La tentative de la direction du Département des communications de masse de l'Administration militaire régionale (OVA) de Louhansk de qualifier l'enquête du Service de sécurité d'Ukraine (SBU) de « malentendu » — et de présenter les devises saisies en perquisition comme des « économies de son fils issues d'agences onusiennes » — a été formellement démentie par les pièces judiciaires.
Le 14 septembre 2026, le juge d'instruction du tribunal de district Sobornyi de la ville de Dnipro a fait droit à la requête du parquet : la directrice du département, Albina Kusheleva, a été suspendue de ses fonctions pour une durée de deux mois dans le cadre de la procédure pénale № 42026130000000016 (dossier № 201/13763/26, instance № 1-ks/201/3712/2026), sous la qualification de l'article 191, partie 4, du Code pénal ukrainien.
Le texte intégral de la décision judiciaire expose le mode opératoire du réseau : les fonds budgétaires affectés à la communication institutionnelle de l'administration régionale étaient convertis en espèces et acheminés aux fonctionnaires dans des colis postaux ordinaires.
Un marché public simulé de 3,2 millions d'UAH avec un compétiteur fantoche
D'après les éléments de l'enquête enregistrée au Registre unifié des enquêtes préliminaires (ERDR) le 12 mai 2026, les détournements ont été orchestrés lors d'une passation de marché de services de marketing et de publicité (code CPV 79340000-9).
Le 13 mars 2026, le Département de la politique d'information de l'OVA (devenu le 1er juin Département des communications de masse, code EDRPOU 25963573) a publié l'appel d'offres UA-2026-03-13-012479-a sur la plateforme Prozorro. Pour garantir l'attribution du marché à un opérateur désigné d'avance, Albina Kusheleva s'est coordonnée avec le dirigeant de l'ONG « Vilnyi Skhid » (EDRPOU 44726298). Ce dernier a reçu l'instruction formelle de ne pas réduire ses offres tarifaires pendant les enchères afin de simuler une concurrence artificielle.
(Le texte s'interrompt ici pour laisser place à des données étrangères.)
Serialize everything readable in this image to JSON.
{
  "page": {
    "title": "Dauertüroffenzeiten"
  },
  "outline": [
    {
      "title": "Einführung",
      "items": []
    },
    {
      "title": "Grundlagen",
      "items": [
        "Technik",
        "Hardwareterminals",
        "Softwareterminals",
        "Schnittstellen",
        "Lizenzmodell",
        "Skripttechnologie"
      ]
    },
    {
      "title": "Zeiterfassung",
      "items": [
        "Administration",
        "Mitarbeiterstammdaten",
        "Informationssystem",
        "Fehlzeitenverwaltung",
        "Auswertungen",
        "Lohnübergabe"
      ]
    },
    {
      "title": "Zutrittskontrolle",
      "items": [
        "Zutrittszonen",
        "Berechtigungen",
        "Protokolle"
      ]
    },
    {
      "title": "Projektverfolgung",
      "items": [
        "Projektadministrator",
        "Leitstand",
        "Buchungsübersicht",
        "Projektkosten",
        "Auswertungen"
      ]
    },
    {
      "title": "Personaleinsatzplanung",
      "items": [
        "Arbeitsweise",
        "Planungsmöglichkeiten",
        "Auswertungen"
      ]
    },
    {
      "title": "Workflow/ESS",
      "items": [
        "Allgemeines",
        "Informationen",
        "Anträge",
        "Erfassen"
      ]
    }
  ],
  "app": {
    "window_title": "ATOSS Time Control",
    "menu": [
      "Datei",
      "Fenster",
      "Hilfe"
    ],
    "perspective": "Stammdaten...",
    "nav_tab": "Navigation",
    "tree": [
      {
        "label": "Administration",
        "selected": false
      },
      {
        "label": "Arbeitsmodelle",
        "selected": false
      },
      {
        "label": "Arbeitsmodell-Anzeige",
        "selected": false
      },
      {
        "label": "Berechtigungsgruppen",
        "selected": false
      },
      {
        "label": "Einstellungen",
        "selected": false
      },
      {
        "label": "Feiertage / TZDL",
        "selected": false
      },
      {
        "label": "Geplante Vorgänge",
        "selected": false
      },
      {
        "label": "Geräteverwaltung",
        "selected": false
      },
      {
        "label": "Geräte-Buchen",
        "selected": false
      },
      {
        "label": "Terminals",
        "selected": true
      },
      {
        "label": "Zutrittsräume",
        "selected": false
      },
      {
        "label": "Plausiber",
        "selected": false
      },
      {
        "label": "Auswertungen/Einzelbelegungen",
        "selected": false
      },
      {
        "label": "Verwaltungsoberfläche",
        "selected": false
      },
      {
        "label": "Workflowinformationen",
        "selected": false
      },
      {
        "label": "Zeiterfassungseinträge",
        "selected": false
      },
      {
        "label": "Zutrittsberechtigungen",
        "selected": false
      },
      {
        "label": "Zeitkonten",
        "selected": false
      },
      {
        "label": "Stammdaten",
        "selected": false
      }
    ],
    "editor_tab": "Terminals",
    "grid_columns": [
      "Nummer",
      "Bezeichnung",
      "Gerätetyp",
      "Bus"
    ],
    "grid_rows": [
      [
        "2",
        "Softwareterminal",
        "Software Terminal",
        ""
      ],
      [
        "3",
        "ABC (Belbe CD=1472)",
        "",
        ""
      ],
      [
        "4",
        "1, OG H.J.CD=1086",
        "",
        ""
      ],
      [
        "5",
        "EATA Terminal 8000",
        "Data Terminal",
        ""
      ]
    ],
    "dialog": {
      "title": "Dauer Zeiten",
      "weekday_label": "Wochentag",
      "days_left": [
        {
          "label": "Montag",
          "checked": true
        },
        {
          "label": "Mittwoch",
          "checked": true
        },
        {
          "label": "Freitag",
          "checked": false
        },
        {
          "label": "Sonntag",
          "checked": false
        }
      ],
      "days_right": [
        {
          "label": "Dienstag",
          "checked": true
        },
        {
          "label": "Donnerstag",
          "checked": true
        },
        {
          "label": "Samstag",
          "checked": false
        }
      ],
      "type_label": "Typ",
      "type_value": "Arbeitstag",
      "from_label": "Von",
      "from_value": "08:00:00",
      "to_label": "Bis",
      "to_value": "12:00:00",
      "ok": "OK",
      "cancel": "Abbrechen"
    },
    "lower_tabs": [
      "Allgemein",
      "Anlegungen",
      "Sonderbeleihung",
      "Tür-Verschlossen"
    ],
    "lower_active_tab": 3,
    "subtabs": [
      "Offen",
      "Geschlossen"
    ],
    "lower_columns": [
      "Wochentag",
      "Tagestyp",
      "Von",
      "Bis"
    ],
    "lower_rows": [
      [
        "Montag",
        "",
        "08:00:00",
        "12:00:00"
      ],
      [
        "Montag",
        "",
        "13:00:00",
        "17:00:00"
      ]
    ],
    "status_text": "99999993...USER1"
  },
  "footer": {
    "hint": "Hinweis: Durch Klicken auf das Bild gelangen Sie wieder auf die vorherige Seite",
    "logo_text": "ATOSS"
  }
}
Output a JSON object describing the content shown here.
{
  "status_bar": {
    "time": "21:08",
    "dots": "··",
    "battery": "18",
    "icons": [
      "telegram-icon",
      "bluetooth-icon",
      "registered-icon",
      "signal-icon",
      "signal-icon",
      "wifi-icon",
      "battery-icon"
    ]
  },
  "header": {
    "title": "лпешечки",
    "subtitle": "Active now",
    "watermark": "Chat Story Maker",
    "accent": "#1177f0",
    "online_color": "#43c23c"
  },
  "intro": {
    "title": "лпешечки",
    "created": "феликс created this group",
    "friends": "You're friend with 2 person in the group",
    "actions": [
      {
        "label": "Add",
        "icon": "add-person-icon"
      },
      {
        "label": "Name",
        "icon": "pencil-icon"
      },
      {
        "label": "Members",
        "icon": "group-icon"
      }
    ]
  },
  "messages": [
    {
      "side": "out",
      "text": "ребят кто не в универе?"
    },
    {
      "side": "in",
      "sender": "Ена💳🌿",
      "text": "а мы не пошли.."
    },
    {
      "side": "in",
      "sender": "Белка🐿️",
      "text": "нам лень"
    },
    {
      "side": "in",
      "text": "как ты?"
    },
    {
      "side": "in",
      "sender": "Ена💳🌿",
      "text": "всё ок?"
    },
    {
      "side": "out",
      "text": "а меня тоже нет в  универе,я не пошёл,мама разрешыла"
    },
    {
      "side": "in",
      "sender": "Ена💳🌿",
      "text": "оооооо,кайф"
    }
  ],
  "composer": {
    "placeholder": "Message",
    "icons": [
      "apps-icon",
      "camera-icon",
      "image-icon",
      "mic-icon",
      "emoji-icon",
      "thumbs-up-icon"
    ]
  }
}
Le 3 avril 2026, le contrat № 7 a été signé entre le Département et un entrepreneur individuel (FOP) prédéterminé pour un montant de 3 210 900,00 UAH.
Logistique des commissions occultes : des cartons postaux au lieu des circuits bancaires
Pour décaisser les sommes publiques en numéraire, le titulaire du marché a conclu le jour même un contrat de sous-traitance fictif de 455 700 UAH avec une micro-entrepreneuse affiliée. Cette dernière retirait les fonds aux guichets bancaires et les expédiait sous forme de colis de fret, évitant délibérément les mandats postaux financiers.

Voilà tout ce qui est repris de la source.